今日、岡村さんは「ちなみに『モーリー』とは、店主が若き日の西域踏査時にウイグルで旅の道連れにしたロバの名前だそうです」と書き込んだ。

急に20年以上前の記憶がよみがえった。

「シルクロードを自転車で走破する」というので、当時は、私も新聞で紹介されていたのだった。NHKのテレビ番組で欽ちゃんと一緒に出演もしてもいた。その影響なのか、在学中にシルクロードを踏破したい、走破したいという人からの相談が何件もあった。

その中で、目的を達成した後に「無事に目的を達成できました。教えていただいたウイグル人の友人からの協力を得て、ロバでの踏破も実現しました」といったことをハガキで知らせてくれたのは、一人だけだった。

それが、岡村さんの法政大学検部の後輩だったのだ。実は私も法政大学文学部出身で、岡村さんの大学の後輩なのだ。このことを知ったのはつい最近の事なのだが。

岡村さんの後輩の計画は、中国の西安で自転車を買いシルクロードを旅し、トルファンでロバを買って乗り換えてカシュガルまで行きたいという。おいおい正気かよ、というのが第一印象だった。
ウイグル語の問題もあるので、新疆大学医学部で化学を教えている知り合いの女性を紹介した。彼女は、時々日本へ来ていて、東京理科大や富山大学などでウイグル医学を教えていたようだ。日本への留学経験もあり、日本語の会話は問題なかった。彼女の兄弟や親せきの協力を得れば、ロバの買い付けも調教も問題ないように思った。当時彼女は、55歳くらいだっただろうか。

facebookで「それは私です」とコメントがあった。昨日の事だ。20年以上前の手紙の主。彼が『モーリー』の店主となったのだ。近々、お店を訪問して、お茶を飲むことになった。彼らはお酒だろうけど。

わたしが、ベデル峠を目指したけれど、失敗したことを返事に書いたら、彼らもベデル峠を目指していたとのメールがあった。
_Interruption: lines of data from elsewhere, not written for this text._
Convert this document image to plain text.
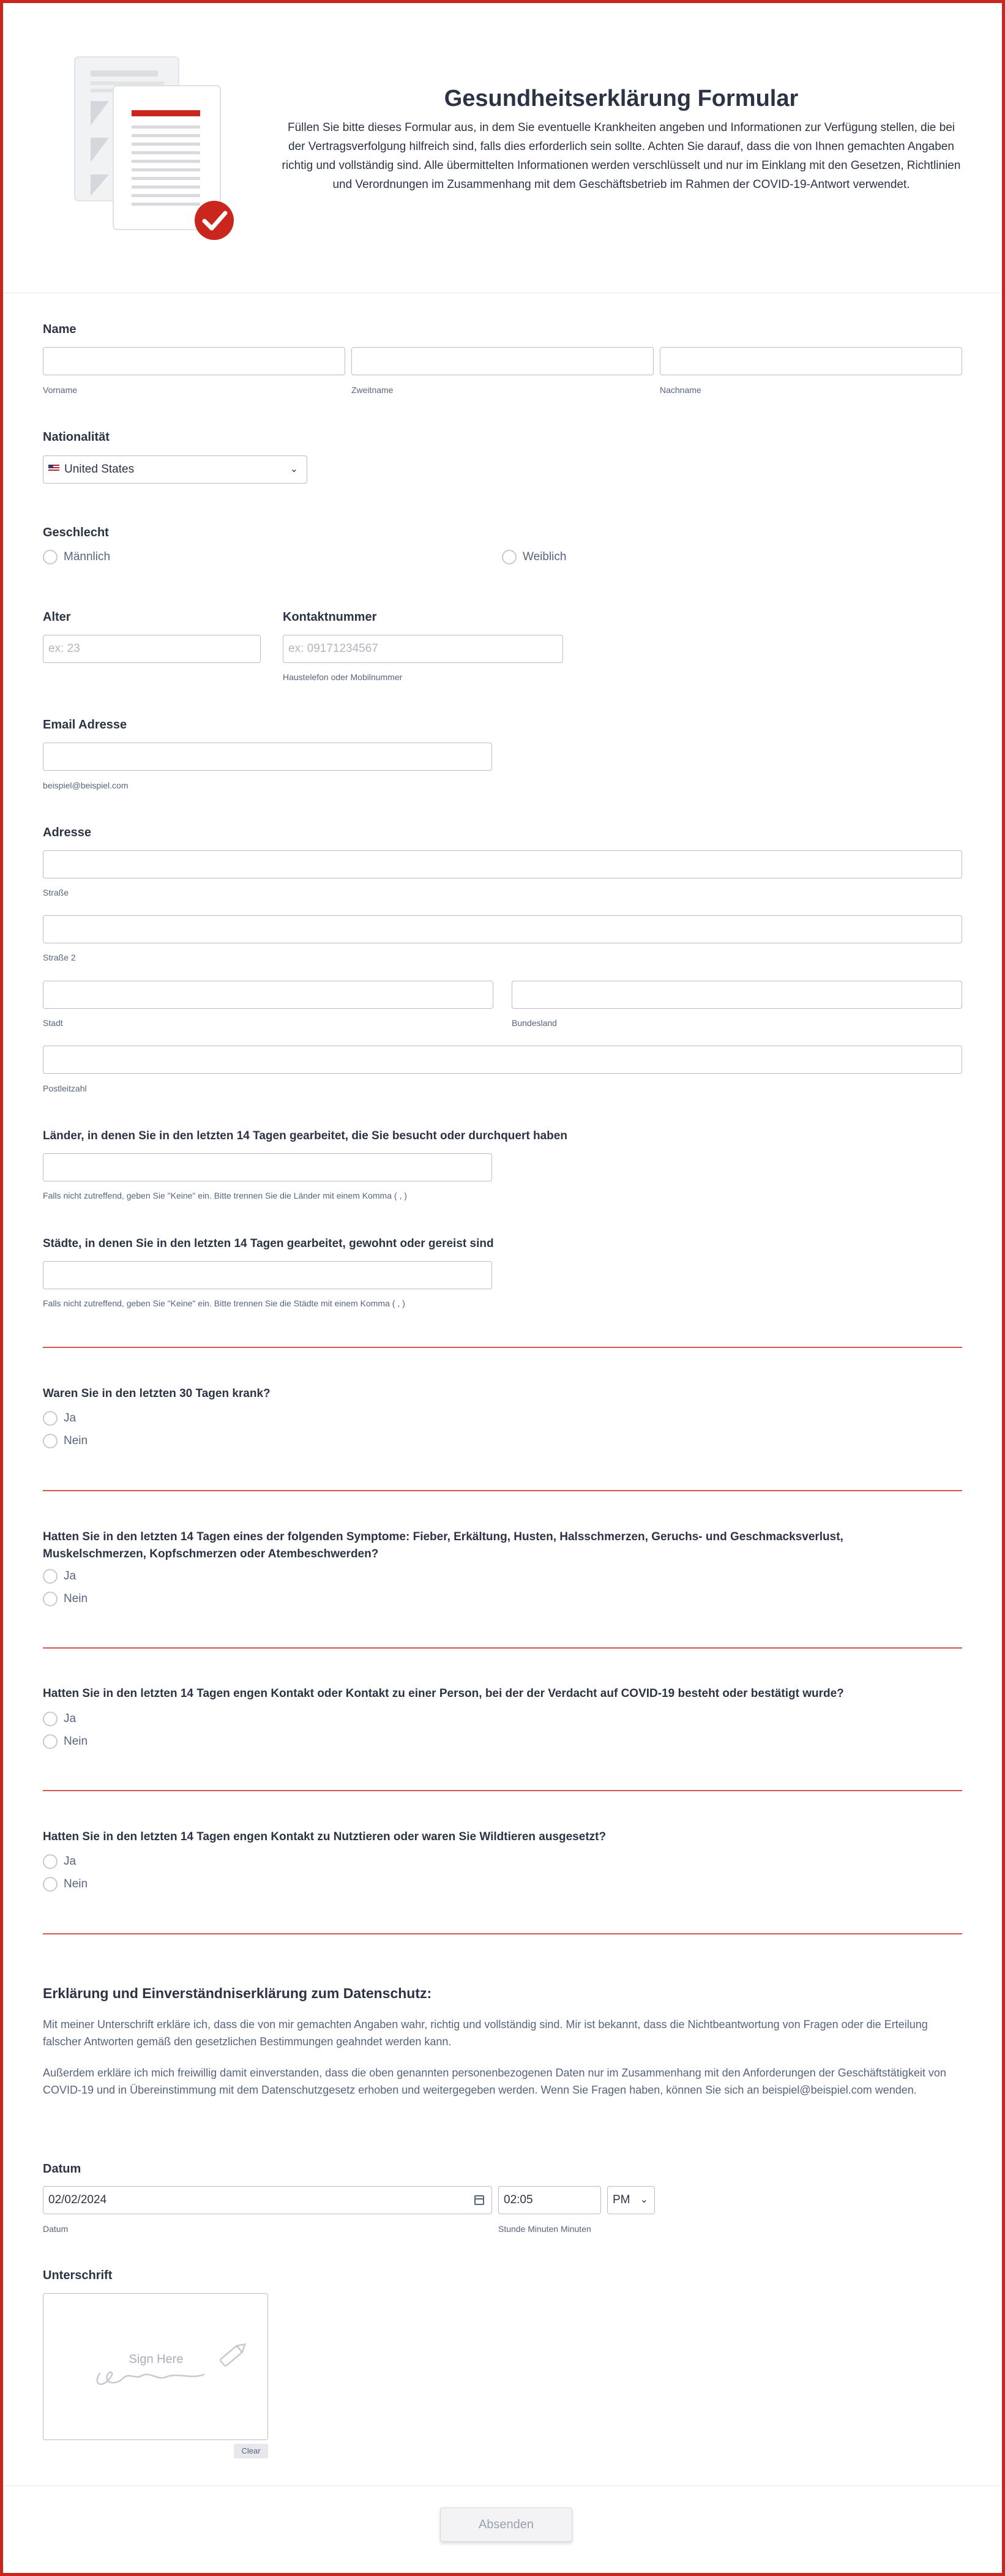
Gesundheitserklärung Formular
Füllen Sie bitte dieses Formular aus, in dem Sie eventuelle Krankheiten angeben und Informationen zur Verfügung stellen, die bei der Vertragsverfolgung hilfreich sind, falls dies erforderlich sein sollte. Achten Sie darauf, dass die von Ihnen gemachten Angaben richtig und vollständig sind. Alle übermittelten Informationen werden verschlüsselt und nur im Einklang mit den Gesetzen, Richtlinien und Verordnungen im Zusammenhang mit dem Geschäftsbetrieb im Rahmen der COVID-19-Antwort verwendet.
Name
Vorname	Zweitname	Nachname
Nationalität
United States	⌄
Geschlecht
Männlich	Weiblich
Alter
ex: 23
Kontaktnummer
ex: 09171234567
Haustelefon oder Mobilnummer
Email Adresse
beispiel@beispiel.com
Adresse
Straße
Straße 2
Stadt	Bundesland
Postleitzahl
Länder, in denen Sie in den letzten 14 Tagen gearbeitet, die Sie besucht oder durchquert haben
Falls nicht zutreffend, geben Sie "Keine" ein. Bitte trennen Sie die Länder mit einem Komma ( , )
Städte, in denen Sie in den letzten 14 Tagen gearbeitet, gewohnt oder gereist sind
Falls nicht zutreffend, geben Sie "Keine" ein. Bitte trennen Sie die Städte mit einem Komma ( , )
Waren Sie in den letzten 30 Tagen krank?
Ja
Nein
Hatten Sie in den letzten 14 Tagen eines der folgenden Symptome: Fieber, Erkältung, Husten, Halsschmerzen, Geruchs- und Geschmacksverlust, Muskelschmerzen, Kopfschmerzen oder Atembeschwerden?
Ja
Nein
Hatten Sie in den letzten 14 Tagen engen Kontakt oder Kontakt zu einer Person, bei der der Verdacht auf COVID-19 besteht oder bestätigt wurde?
Ja
Nein
Hatten Sie in den letzten 14 Tagen engen Kontakt zu Nutztieren oder waren Sie Wildtieren ausgesetzt?
Ja
Nein
Erklärung und Einverständniserklärung zum Datenschutz:
Mit meiner Unterschrift erkläre ich, dass die von mir gemachten Angaben wahr, richtig und vollständig sind. Mir ist bekannt, dass die Nichtbeantwortung von Fragen oder die Erteilung falscher Antworten gemäß den gesetzlichen Bestimmungen geahndet werden kann.
Außerdem erkläre ich mich freiwillig damit einverstanden, dass die oben genannten personenbezogenen Daten nur im Zusammenhang mit den Anforderungen der Geschäftstätigkeit von COVID-19 und in Übereinstimmung mit dem Datenschutzgesetz erhoben und weitergegeben werden. Wenn Sie Fragen haben, können Sie sich an beispiel@beispiel.com wenden.
Datum
02/02/2024
Datum
02:05	PM ⌄
Stunde Minuten Minuten
Unterschrift
Sign Here
Clear
Absenden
これからの展開が楽しみだ。一緒にベデル峠に立ちたい。キルギス側の許可は、私が交渉します。

19日からキルギスへ行くけれど、国防省にも寄ってみようかなあ。

  



「五色の虹 満州建国大学卒業生たちの戦後」とシルクロード雑学大学

2018-01-17 17:48:24 | シルクロード雑学大学の紹介


「ツール・ド・シルクロード20年計画」を通してシベリア抑留などを知ることもできます

「五色の虹 満州建国大学卒業生たちの戦後」(三浦英之著、集英社文庫、2015年第13回開高健ノンフィクション賞受賞)
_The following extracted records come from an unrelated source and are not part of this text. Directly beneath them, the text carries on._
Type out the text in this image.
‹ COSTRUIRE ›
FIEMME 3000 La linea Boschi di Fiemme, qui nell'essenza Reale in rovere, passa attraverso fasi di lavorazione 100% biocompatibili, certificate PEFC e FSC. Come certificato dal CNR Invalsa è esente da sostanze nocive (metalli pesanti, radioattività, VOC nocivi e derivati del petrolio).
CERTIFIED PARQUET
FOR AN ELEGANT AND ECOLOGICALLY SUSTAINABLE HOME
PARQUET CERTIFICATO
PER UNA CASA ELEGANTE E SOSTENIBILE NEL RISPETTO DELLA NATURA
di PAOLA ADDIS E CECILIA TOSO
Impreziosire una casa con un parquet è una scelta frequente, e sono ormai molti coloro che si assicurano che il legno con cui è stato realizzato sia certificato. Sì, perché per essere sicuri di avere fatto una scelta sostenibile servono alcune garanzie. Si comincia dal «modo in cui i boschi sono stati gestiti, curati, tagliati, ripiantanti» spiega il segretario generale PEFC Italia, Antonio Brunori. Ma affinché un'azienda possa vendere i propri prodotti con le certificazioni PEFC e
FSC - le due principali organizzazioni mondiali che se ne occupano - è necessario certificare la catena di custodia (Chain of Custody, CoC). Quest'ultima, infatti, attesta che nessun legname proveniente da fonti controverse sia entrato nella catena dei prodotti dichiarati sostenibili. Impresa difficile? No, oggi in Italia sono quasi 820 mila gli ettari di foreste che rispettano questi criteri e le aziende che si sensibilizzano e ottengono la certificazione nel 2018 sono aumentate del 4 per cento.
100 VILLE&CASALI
が、集英社文庫からも発行されていることがわかりましたのでお知らせします。

この本で紹介している方たちは、満州建国大学という大学に学んでいた人たちです。ただし、三浦氏は朝日新聞記者であるだけに、満州建国大学で学んでいた五族と呼ばれていた各民族の学生達の戦後も追いかけて取材して、紹介しています。

戦後70年といわれる今日でも、国境や民族を超えることの難しさ、70年前に国境や民族を越えて夢に向かって生きていた若者たちのことが理解できると思います。

若者たちの夢を奪ったのは何だったのでしょうか。「五色の虹」を読んで考えてみたいと思います。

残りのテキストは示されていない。